Students and teachers drifted away. Kay didn’t know what to think. If anything was going to happen, it would happen soon. Maybe they’d hear the alarm, and maybe it would be for real this time.

Then again, maybe the military was right. Maybe the dragons wouldn’t do anything. Nobody had any way of knowing. Kay just about decided then and there to go over the border that afternoon, on the chance that Artegal may be there.

She sneaked into first period late. The teacher gave her a look, but didn’t say anything. Kay pretended to pay attention and not worry.

But that afternoon, Kay’s mother called her. Kay had left her phone on and took the call in class. Math this time, and Mr. Kelly gave her a dirty look, but Kay said, “It’s my mom,” and ducked into the hall.

“Hi, Mom?” she said, leaning against the wall in the hallway.

“Kay?

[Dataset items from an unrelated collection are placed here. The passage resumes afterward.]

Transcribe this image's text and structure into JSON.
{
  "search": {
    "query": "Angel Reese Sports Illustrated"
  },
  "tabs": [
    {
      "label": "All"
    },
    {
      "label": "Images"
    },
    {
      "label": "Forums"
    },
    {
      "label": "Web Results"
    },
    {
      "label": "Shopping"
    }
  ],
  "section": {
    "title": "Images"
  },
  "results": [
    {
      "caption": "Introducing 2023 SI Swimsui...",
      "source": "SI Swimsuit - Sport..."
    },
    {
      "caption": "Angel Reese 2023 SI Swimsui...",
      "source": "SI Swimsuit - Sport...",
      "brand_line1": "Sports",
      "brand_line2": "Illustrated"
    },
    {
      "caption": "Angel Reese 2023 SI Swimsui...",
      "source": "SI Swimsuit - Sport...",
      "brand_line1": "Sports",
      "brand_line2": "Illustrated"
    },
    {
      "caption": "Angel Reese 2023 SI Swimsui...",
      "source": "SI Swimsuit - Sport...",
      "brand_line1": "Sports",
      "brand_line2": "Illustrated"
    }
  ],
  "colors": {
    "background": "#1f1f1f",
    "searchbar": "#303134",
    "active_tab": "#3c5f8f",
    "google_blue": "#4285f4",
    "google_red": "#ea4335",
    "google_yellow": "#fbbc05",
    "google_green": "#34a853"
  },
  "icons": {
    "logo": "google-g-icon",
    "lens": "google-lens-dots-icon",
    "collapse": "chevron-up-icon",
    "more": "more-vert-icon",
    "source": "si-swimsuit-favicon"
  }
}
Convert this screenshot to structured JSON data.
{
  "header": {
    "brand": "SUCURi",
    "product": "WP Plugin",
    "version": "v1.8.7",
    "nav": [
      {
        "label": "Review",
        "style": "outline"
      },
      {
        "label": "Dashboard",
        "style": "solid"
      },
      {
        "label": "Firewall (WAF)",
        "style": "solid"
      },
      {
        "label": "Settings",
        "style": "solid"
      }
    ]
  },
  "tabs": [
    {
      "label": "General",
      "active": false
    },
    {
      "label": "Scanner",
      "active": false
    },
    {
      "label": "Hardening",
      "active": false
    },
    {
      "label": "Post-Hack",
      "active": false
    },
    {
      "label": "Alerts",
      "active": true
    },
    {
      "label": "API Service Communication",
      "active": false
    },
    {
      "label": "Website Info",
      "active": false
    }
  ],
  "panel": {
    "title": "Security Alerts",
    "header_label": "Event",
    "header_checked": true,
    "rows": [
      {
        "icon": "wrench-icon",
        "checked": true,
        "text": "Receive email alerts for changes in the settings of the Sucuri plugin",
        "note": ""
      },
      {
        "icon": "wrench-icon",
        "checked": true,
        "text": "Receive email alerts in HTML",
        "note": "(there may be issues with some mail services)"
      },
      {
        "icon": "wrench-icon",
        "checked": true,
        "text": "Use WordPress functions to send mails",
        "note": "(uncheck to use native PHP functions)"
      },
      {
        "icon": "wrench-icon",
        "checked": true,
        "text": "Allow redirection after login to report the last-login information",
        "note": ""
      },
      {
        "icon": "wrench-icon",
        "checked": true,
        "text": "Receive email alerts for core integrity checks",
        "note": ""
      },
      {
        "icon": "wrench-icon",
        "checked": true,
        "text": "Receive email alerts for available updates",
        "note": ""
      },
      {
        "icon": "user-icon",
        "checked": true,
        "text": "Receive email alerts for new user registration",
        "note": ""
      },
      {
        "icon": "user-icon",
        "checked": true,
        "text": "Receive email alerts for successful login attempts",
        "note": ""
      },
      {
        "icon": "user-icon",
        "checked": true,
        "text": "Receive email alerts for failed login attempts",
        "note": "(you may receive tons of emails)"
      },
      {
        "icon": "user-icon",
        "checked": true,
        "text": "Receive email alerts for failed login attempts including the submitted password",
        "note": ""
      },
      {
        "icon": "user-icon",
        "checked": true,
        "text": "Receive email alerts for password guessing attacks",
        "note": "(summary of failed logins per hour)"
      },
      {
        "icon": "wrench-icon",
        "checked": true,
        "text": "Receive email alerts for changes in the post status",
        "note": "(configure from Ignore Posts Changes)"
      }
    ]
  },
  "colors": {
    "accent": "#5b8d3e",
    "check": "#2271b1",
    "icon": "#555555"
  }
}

Kay, I want you to go home right now. Go home and stay there. I need to know where you are.”

Somehow this was worse than the siren, worse than the drills, worse than thinking about the worst that could happen. Kay had never heard such concern, almost panic, in her mother’s voice.

“What happened? What’s going on?”

She took a deep breath, a tense pause, and said, “Three more jets crossed the border.”

“Why?” Kay said, confused. It was the first thing she thought. It made no sense. Not unless they really were trying to start a war.

Mom didn’t bother answering. “Until we know what’s happening, I want you to go home.”

“School’s not out for another hour.”

“I know, but I need you at home. If anyone tries to stop you, have them call me.”

“But what about Dad? Dad said that if I stayed home people would panic—”

“I’ve talked to him, and he agrees with me.”

Kay hadn’t really been scared until then. “Okay. Okay, I’m going right now.” They hung up.

She went back to class. Her face burned, because she felt like everyone was watching her. She stepped carefully, as if the floor were made of glass. Tam looked at her, brows raised, questioning. Kay shook her head and gathered up her books and things.

Her voice seemed small when she turned to Mr. Kelly. “I have to go.”

The teacher called after her, but she ducked out before anyone could ask any questions and ran out to the parking lot.

The skies above Silver River were clear.